Patriot Games (1992)
This is the second movie based on Tom Clancy’s Jack Ryan books. I think it is supposed to be a sequel to The Hunt for Red October but most of the characters are played by different actors, including Harrison Ford taking over the title role. When Jack and his family are visiting London for a conference, he happens to be in the right place at the right time to save a member of the royal family from IRA assassins. One of the terrorists is killed and his brother (Sean Bean) becomes fixated on getting back at Jack no matter what the consequences will be.
I didn’t expect this movie to be as good as The Hunt for Red October but I was still disappointed by it. It’s actually a decent action movie but it was too generic. The appeal of Jack Ryan as a character is that he’s an analyst, not a field agent and he solves problems using his mind. This movie has no room for a character like that because the bad guys keep showing up wherever he is, there isn’t anything he needs to figure out. Plus Alec Baldwin played the character with a sense of thoughtfulness and deep resolve and I can’t think of many other similar movie characters. On the other hand, Harrison Ford’s Jack is indistinguishable from his other action roles. I could see his character becoming president a few years later and kicking Gary Oldman off his plane.
What Happened To Monday (2017)
In the future, fertility rates have rocketed and overpopulation has caused a global crisis. The Child Allocation Bureau strictly enforces a “one child per family” law, taking away any siblings to put into cryosleep. When Karen Settman dies after giving birth to septuplets, her father cannot bring himself to abandon any of his grandchildren and brings them up to make sure only one of them is ever outside the house at any given time so that they can all pose as a single person. This system works well until one of the sisters, Monday, doesn’t come back home as usual and the rest of the sisters have to figure out what happened.

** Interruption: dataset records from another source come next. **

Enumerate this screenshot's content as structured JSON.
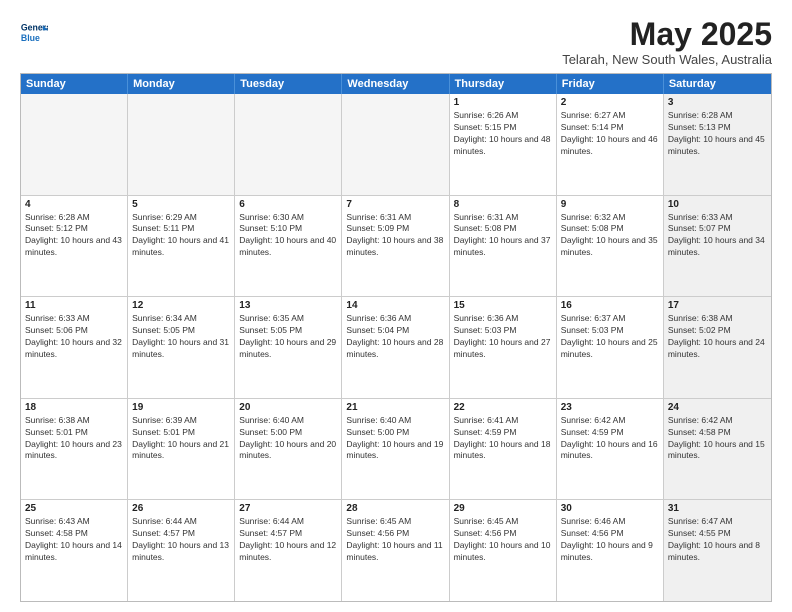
{
  "logo": {
    "line1": "General",
    "line2": "Blue"
  },
  "header": {
    "title": "May 2025",
    "subtitle": "Telarah, New South Wales, Australia"
  },
  "weekdays": [
    "Sunday",
    "Monday",
    "Tuesday",
    "Wednesday",
    "Thursday",
    "Friday",
    "Saturday"
  ],
  "rows": [
    [
      {
        "day": "",
        "empty": true
      },
      {
        "day": "",
        "empty": true
      },
      {
        "day": "",
        "empty": true
      },
      {
        "day": "",
        "empty": true
      },
      {
        "day": "1",
        "sunrise": "Sunrise: 6:26 AM",
        "sunset": "Sunset: 5:15 PM",
        "daylight": "Daylight: 10 hours and 48 minutes."
      },
      {
        "day": "2",
        "sunrise": "Sunrise: 6:27 AM",
        "sunset": "Sunset: 5:14 PM",
        "daylight": "Daylight: 10 hours and 46 minutes."
      },
      {
        "day": "3",
        "sunrise": "Sunrise: 6:28 AM",
        "sunset": "Sunset: 5:13 PM",
        "daylight": "Daylight: 10 hours and 45 minutes.",
        "shaded": true
      }
    ],
    [
      {
        "day": "4",
        "sunrise": "Sunrise: 6:28 AM",
        "sunset": "Sunset: 5:12 PM",
        "daylight": "Daylight: 10 hours and 43 minutes."
      },
      {
        "day": "5",
        "sunrise": "Sunrise: 6:29 AM",
        "sunset": "Sunset: 5:11 PM",
        "daylight": "Daylight: 10 hours and 41 minutes."
      },
      {
        "day": "6",
        "sunrise": "Sunrise: 6:30 AM",
        "sunset": "Sunset: 5:10 PM",
        "daylight": "Daylight: 10 hours and 40 minutes."
      },
      {
        "day": "7",
        "sunrise": "Sunrise: 6:31 AM",
        "sunset": "Sunset: 5:09 PM",
        "daylight": "Daylight: 10 hours and 38 minutes."
      },
      {
        "day": "8",
        "sunrise": "Sunrise: 6:31 AM",
        "sunset": "Sunset: 5:08 PM",
        "daylight": "Daylight: 10 hours and 37 minutes."
      },
      {
        "day": "9",
        "sunrise": "Sunrise: 6:32 AM",
        "sunset": "Sunset: 5:08 PM",
        "daylight": "Daylight: 10 hours and 35 minutes."
      },
      {
        "day": "10",
        "sunrise": "Sunrise: 6:33 AM",
        "sunset": "Sunset: 5:07 PM",
        "daylight": "Daylight: 10 hours and 34 minutes.",
        "shaded": true
      }
    ],
    [
      {
        "day": "11",
        "sunrise": "Sunrise: 6:33 AM",
        "sunset": "Sunset: 5:06 PM",
        "daylight": "Daylight: 10 hours and 32 minutes."
      },
      {
        "day": "12",
        "sunrise": "Sunrise: 6:34 AM",
        "sunset": "Sunset: 5:05 PM",
        "daylight": "Daylight: 10 hours and 31 minutes."
      },
      {
        "day": "13",
        "sunrise": "Sunrise: 6:35 AM",
        "sunset": "Sunset: 5:05 PM",
        "daylight": "Daylight: 10 hours and 29 minutes."
      },
      {
        "day": "14",
        "sunrise": "Sunrise: 6:36 AM",
        "sunset": "Sunset: 5:04 PM",
        "daylight": "Daylight: 10 hours and 28 minutes."
      },
      {
        "day": "15",
        "sunrise": "Sunrise: 6:36 AM",
        "sunset": "Sunset: 5:03 PM",
        "daylight": "Daylight: 10 hours and 27 minutes."
      },
      {
        "day": "16",
        "sunrise": "Sunrise: 6:37 AM",
        "sunset": "Sunset: 5:03 PM",
        "daylight": "Daylight: 10 hours and 25 minutes."
      },
      {
        "day": "17",
        "sunrise": "Sunrise: 6:38 AM",
        "sunset": "Sunset: 5:02 PM",
        "daylight": "Daylight: 10 hours and 24 minutes.",
        "shaded": true
      }
    ],
    [
      {
        "day": "18",
        "sunrise": "Sunrise: 6:38 AM",
        "sunset": "Sunset: 5:01 PM",
        "daylight": "Daylight: 10 hours and 23 minutes."
      },
      {
        "day": "19",
        "sunrise": "Sunrise: 6:39 AM",
        "sunset": "Sunset: 5:01 PM",
        "daylight": "Daylight: 10 hours and 21 minutes."
      },
      {
        "day": "20",
        "sunrise": "Sunrise: 6:40 AM",
        "sunset": "Sunset: 5:00 PM",
        "daylight": "Daylight: 10 hours and 20 minutes."
      },
      {
        "day": "21",
        "sunrise": "Sunrise: 6:40 AM",
        "sunset": "Sunset: 5:00 PM",
        "daylight": "Daylight: 10 hours and 19 minutes."
      },
      {
        "day": "22",
        "sunrise": "Sunrise: 6:41 AM",
        "sunset": "Sunset: 4:59 PM",
        "daylight": "Daylight: 10 hours and 18 minutes."
      },
      {
        "day": "23",
        "sunrise": "Sunrise: 6:42 AM",
        "sunset": "Sunset: 4:59 PM",
        "daylight": "Daylight: 10 hours and 16 minutes."
      },
      {
        "day": "24",
        "sunrise": "Sunrise: 6:42 AM",
        "sunset": "Sunset: 4:58 PM",
        "daylight": "Daylight: 10 hours and 15 minutes.",
        "shaded": true
      }
    ],
    [
      {
        "day": "25",
        "sunrise": "Sunrise: 6:43 AM",
        "sunset": "Sunset: 4:58 PM",
        "daylight": "Daylight: 10 hours and 14 minutes."
      },
      {
        "day": "26",
        "sunrise": "Sunrise: 6:44 AM",
        "sunset": "Sunset: 4:57 PM",
        "daylight": "Daylight: 10 hours and 13 minutes."
      },
      {
        "day": "27",
        "sunrise": "Sunrise: 6:44 AM",
        "sunset": "Sunset: 4:57 PM",
        "daylight": "Daylight: 10 hours and 12 minutes."
      },
      {
        "day": "28",
        "sunrise": "Sunrise: 6:45 AM",
        "sunset": "Sunset: 4:56 PM",
        "daylight": "Daylight: 10 hours and 11 minutes."
      },
      {
        "day": "29",
        "sunrise": "Sunrise: 6:45 AM",
        "sunset": "Sunset: 4:56 PM",
        "daylight": "Daylight: 10 hours and 10 minutes."
      },
      {
        "day": "30",
        "sunrise": "Sunrise: 6:46 AM",
        "sunset": "Sunset: 4:56 PM",
        "daylight": "Daylight: 10 hours and 9 minutes."
      },
      {
        "day": "31",
        "sunrise": "Sunrise: 6:47 AM",
        "sunset": "Sunset: 4:55 PM",
        "daylight": "Daylight: 10 hours and 8 minutes.",
        "shaded": true
      }
    ]
  ]
}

I thought this movie had an intriguing premise but unfortunately it didn’t live up to its potential. Noomi Rapace does a passable job playing all seven sisters but she didn’t make them distinctive enough and I couldn’t tell a lot of the sisters apart (she’s no Tatiana Maslany). The plot has a couple of surprises but many of the twists felt predictable and stale. I wasn’t expecting the movie to be as violent as it was. Some movies can pull that off but it felt gratuitous in this one.